For a script this tight, there’s a remarkable amount of waste strewn throughout otherwise economical writing. (Seriously, Jessica Alba, playing one of the other A.C.O.D.s, could be cut from the film without affecting a thing.) Fortunately, performance offsets A.C.O.D.‘s missteps; if it’s not abundantly clear by now, then let it be said once again that Zicherman did a swell job with his casting. Scott avails himself well, even if he’s almost always in danger of being upstaged by O’Hara, Jenkins, and Lynch whenever he has a scene with them. That’s less a burn on Scott than a laurel for the veteran trio, all of whom know how to communicate volumes with the curl of a lip or the twitch of an eyebrow. The rest have comparatively little to do, but they make the most of what they get (though everyone shipping Carter and Sondra in advance should put their fanfic away, because Poehler and Scott barely get to interact meaningfully); only Mary Elizabeth Winstead gets the short shrift as Carter’s loyal but functionless girlfriend.

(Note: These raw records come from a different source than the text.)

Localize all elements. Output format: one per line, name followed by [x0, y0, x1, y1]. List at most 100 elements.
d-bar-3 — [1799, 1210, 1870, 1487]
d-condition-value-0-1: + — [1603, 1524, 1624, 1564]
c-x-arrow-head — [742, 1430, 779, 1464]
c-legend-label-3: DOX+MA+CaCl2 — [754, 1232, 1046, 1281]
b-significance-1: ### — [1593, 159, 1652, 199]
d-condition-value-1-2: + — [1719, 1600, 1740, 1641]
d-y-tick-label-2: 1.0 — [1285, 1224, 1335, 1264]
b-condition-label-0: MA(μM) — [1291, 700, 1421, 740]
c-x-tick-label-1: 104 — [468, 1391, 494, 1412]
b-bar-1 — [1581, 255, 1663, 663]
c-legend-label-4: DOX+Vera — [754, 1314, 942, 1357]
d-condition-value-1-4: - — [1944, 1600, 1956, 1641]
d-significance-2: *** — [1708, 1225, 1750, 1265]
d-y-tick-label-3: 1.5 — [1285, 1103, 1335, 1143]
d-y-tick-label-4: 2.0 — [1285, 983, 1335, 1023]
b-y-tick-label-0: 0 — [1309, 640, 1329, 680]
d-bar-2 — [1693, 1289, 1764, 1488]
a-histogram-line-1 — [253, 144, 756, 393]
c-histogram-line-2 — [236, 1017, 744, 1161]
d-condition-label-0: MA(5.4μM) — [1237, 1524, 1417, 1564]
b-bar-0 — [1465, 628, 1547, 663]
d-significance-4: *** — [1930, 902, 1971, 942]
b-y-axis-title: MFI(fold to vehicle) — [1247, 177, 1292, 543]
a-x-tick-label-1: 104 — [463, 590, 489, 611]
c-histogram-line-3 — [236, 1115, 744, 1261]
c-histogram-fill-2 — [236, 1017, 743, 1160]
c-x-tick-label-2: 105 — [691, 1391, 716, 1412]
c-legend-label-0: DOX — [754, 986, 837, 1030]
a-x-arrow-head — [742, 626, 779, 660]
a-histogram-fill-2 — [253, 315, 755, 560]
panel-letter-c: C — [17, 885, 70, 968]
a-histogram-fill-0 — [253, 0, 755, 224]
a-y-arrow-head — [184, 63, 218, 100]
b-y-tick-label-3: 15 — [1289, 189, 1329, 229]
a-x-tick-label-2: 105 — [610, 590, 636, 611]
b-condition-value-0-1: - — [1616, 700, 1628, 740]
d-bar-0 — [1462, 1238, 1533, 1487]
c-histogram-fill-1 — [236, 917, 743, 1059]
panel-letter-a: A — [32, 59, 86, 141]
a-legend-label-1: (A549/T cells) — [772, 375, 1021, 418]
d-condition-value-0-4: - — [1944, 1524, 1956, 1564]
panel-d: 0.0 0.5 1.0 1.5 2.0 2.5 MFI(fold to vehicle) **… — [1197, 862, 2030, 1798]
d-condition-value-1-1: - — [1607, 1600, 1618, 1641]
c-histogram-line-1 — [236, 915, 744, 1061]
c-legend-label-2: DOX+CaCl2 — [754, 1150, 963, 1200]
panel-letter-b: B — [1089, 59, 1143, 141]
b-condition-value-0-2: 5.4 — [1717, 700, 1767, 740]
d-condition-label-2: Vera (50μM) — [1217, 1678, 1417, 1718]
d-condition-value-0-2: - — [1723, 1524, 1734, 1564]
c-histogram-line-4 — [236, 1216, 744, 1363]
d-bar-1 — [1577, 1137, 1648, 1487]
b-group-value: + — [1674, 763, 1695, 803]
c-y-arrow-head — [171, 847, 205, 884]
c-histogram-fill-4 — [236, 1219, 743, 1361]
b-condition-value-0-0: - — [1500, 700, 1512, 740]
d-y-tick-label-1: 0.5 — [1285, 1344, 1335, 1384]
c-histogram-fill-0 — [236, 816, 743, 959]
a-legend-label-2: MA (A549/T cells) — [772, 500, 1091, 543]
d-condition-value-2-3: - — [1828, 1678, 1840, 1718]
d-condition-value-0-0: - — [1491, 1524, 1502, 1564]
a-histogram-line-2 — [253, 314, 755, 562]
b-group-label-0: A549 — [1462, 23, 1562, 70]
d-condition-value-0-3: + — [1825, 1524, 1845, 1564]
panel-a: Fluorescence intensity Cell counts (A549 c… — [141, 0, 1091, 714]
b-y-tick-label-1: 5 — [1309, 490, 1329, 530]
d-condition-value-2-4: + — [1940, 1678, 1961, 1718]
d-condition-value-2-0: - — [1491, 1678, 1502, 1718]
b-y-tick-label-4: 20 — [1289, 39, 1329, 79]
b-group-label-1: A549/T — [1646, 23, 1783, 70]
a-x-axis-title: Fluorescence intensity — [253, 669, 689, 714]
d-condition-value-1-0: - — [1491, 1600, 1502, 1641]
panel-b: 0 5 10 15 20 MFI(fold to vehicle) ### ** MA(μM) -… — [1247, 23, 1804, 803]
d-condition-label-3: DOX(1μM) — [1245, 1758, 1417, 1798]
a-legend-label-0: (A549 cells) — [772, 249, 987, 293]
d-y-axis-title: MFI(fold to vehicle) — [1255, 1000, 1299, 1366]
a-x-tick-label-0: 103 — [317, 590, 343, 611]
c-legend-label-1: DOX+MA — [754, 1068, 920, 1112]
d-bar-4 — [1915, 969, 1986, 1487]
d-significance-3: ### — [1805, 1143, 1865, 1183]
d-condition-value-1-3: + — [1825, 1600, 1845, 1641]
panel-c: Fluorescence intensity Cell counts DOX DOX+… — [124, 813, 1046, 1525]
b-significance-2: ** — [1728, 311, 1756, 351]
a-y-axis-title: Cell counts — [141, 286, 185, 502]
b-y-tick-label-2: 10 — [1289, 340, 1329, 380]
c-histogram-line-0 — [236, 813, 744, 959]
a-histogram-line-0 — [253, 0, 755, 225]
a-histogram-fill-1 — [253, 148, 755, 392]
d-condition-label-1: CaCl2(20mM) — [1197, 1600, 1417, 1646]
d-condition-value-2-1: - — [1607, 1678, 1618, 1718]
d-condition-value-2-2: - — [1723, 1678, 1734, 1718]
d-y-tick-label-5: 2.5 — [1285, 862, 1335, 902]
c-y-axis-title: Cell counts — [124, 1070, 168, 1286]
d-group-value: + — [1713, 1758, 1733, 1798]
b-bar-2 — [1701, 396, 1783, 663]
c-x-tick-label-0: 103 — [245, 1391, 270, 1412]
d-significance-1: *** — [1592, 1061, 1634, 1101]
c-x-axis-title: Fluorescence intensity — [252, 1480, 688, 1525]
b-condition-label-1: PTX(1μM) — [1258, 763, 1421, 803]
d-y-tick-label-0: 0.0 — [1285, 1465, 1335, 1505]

But what’s really missing here is a sense of craft. Zicherman has spent most of his career writing and producing; A.C.O.D. represents his first directing credit, and while he this attempt shouldn’t be his last, he could stand to do a little homework before his next foray into feature filmmaking. This is a movie that’s as common in aesthetic as in character, and which benefits more from shrewd hiring choices than storytelling skill. That’s okay, of course, but it’s a poor formula for cobbling together a movie – no matter how well-versed its players are in the art of comedy.